I wish that actually were the case, but you can never be too sure what an optimizing compiler will do.
This "optimizer nudging", to me, feels eerily similar to how some programmers justify invoking UB in unsafe languages with "well, I've checked the assembly and it's legal on my target platform".

1 Like

Where do you stop with that thinking, though? Switch to writing everything in assembly because you can "never be too sure"?

It's completely different because safe code -- like asserts -- aren't ticking time bomb. Typically the people abusing UB never actually check it on every toolchain update. (And really they need to check it on every build, even with the same compiler.)

Using asserts to allow optimizing out range checks by ensuring they're against the same local variable is just taking advantage of optimization techniques from the 1980s -- as with lots of things in Rust, really, as you can see in the presentation linked from https://graydon2.dreamwidth.org/247406.html

4 Likes

Sure, they can't cause an UB, but they sure do specialize for the LLVM backend.

Have you tried them with the GCC backend? I would expect it to take advantage of them similarly -- just like it doesn't take rocket science for an optimizing backend to remove the divide-by-zero panic when you write if d > 0 { Some(n / d) } else { None }.

Conditions tell useful things to the optimizer, of which it can then take advantage.

Note that it would depend very much on your definition of “improvement”.
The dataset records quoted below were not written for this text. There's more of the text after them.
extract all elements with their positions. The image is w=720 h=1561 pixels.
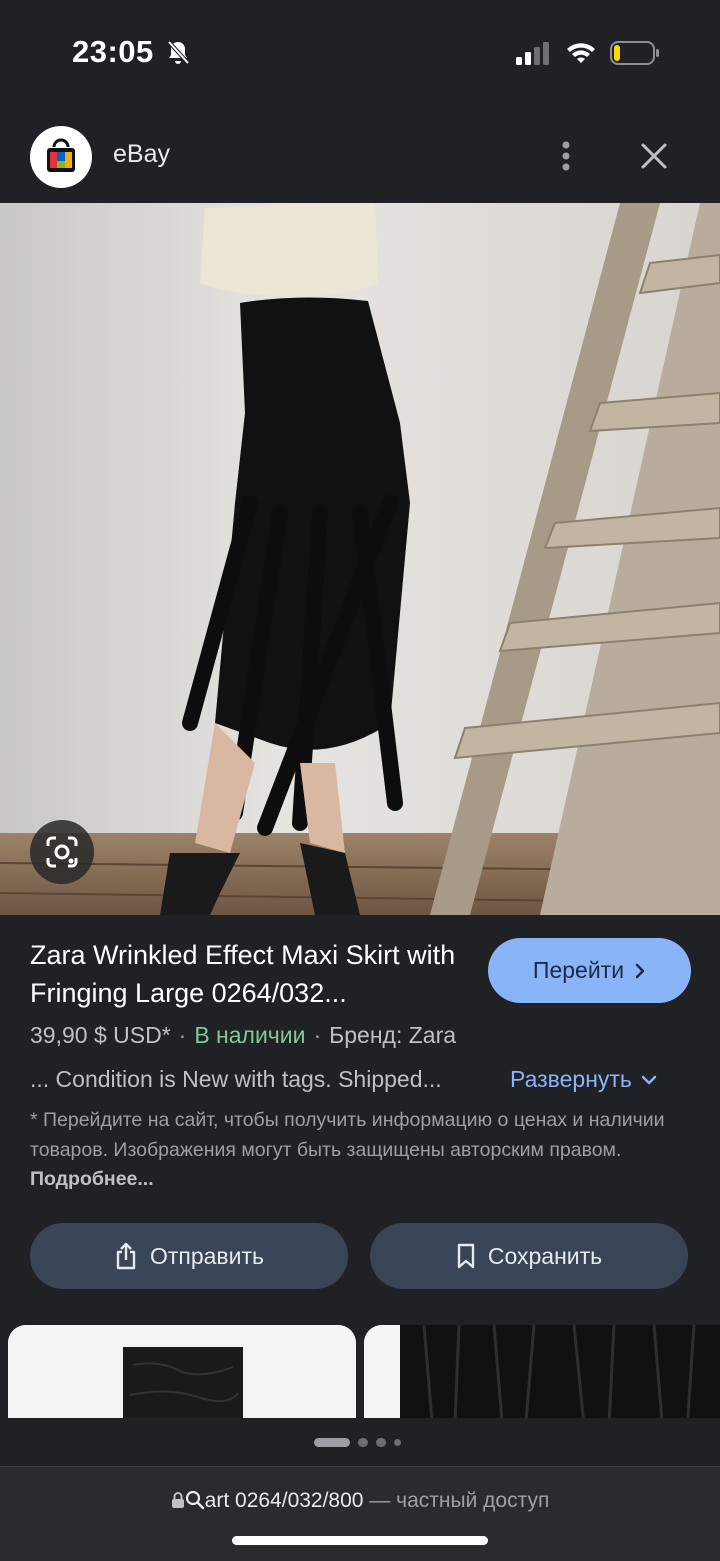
disclaimer-text: * Перейдите на сайт, чтобы получить инфо…	[30, 1109, 665, 1161]
related-image-card[interactable]	[8, 1325, 356, 1418]
wifi-icon	[567, 43, 595, 63]
shopping-bag-logo[interactable]	[30, 126, 92, 188]
bell-slash-icon	[167, 40, 190, 65]
product-meta: 39,90 $ USD* · В наличии · Бренд: Zara	[30, 1022, 456, 1049]
shopping-bag-icon	[47, 138, 75, 172]
cellular-signal-icon	[516, 42, 549, 65]
related-images	[0, 1325, 720, 1418]
goto-label: Перейти	[532, 957, 625, 983]
battery-low-icon	[610, 41, 659, 65]
availability-status: В наличии	[194, 1022, 306, 1048]
visual-search-button[interactable]	[30, 820, 94, 884]
related-fringe-image	[364, 1325, 720, 1418]
carousel-pager	[314, 1437, 401, 1447]
address-bar[interactable]: art 0264/032/800 — частный доступ	[0, 1466, 720, 1561]
share-icon	[116, 1242, 136, 1270]
brand: Бренд: Zara	[329, 1022, 457, 1048]
separator: ·	[313, 1022, 322, 1048]
product-image[interactable]	[0, 203, 720, 915]
related-skirt-image	[8, 1325, 356, 1418]
share-button[interactable]: Отправить	[30, 1223, 348, 1289]
sheet-header: eBay	[0, 108, 720, 204]
expand-label: Развернуть	[510, 1066, 632, 1092]
status-time: 23:05	[72, 34, 154, 69]
google-lens-icon	[46, 836, 78, 868]
more-info-link[interactable]: Подробнее...	[30, 1168, 154, 1190]
url-text[interactable]: art 0264/032/800 — частный доступ	[0, 1489, 720, 1513]
separator: ·	[178, 1022, 187, 1048]
site-name[interactable]: eBay	[113, 140, 170, 169]
product-snippet: ... Condition is New with tags. Shipped.…	[30, 1066, 442, 1092]
expand-button[interactable]: Развернуть	[510, 1066, 658, 1093]
close-button[interactable]	[634, 136, 674, 176]
close-icon	[641, 143, 667, 169]
lock-icon	[171, 1492, 184, 1508]
screen: 23:05 eBay Zara Wrinkled Effect Maxi Ski…	[0, 0, 720, 1561]
save-button[interactable]: Сохранить	[370, 1223, 688, 1289]
pager-dot	[358, 1437, 368, 1447]
pager-dot	[376, 1437, 386, 1447]
chevron-right-icon	[635, 963, 645, 978]
url-query: art 0264/032/800	[204, 1489, 364, 1512]
private-access-label: — частный доступ	[369, 1489, 550, 1512]
goto-site-button[interactable]: Перейти	[488, 938, 691, 1003]
chevron-down-icon	[641, 1075, 657, 1084]
pager-dot	[394, 1438, 401, 1446]
related-image-card[interactable]	[364, 1325, 720, 1418]
price: 39,90 $ USD*	[30, 1022, 171, 1048]
bookmark-icon	[457, 1243, 475, 1269]
copyright-disclaimer: * Перейдите на сайт, чтобы получить инфо…	[30, 1106, 690, 1195]
status-bar: 23:05	[0, 0, 720, 100]
product-title[interactable]: Zara Wrinkled Effect Maxi Skirt with Fri…	[30, 936, 480, 1012]
more-options-button[interactable]	[548, 136, 584, 176]
pager-dot-active	[314, 1437, 350, 1447]
search-icon	[185, 1490, 204, 1510]
home-indicator[interactable]	[232, 1536, 488, 1545]
save-label: Сохранить	[487, 1242, 603, 1269]
more-vertical-icon	[562, 141, 570, 171]
product-photo	[0, 203, 720, 915]
share-label: Отправить	[149, 1242, 265, 1269]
And then you would have slower code, in the end. This may sound counter-intuitive, but… do you know why there are so many Fortran packages used in HPC? Because they are often faster than C analogues. But why they are faster? Because Fortran restricts you more. C can match Fortran with the use of restrict, but it's very hard to use it correctly.

And “tricks” that you want to exclude do the same thing: they give the compiler extra important that enable better code generation. Addition of unsafe wouldn't make that work easier, in fact it would make it harder, in most cases.

You may add some unreachable_unchecked calls to educate the compiler, but at this point you have code that's both full of unsafe and then more unsafe on top of unsafe. Rarely an improvement. Yes, sometimes it's worth doing… but not too often.

I'm not really talking about the asserts, early abort on failed precondition is just good coding style.

I'm more displeased by the inner function boundary trick, that relies on inlining to not incur a cost.

This topic was automatically closed 90 days after the last reply. We invite you to open a new topic if you have further questions or comments.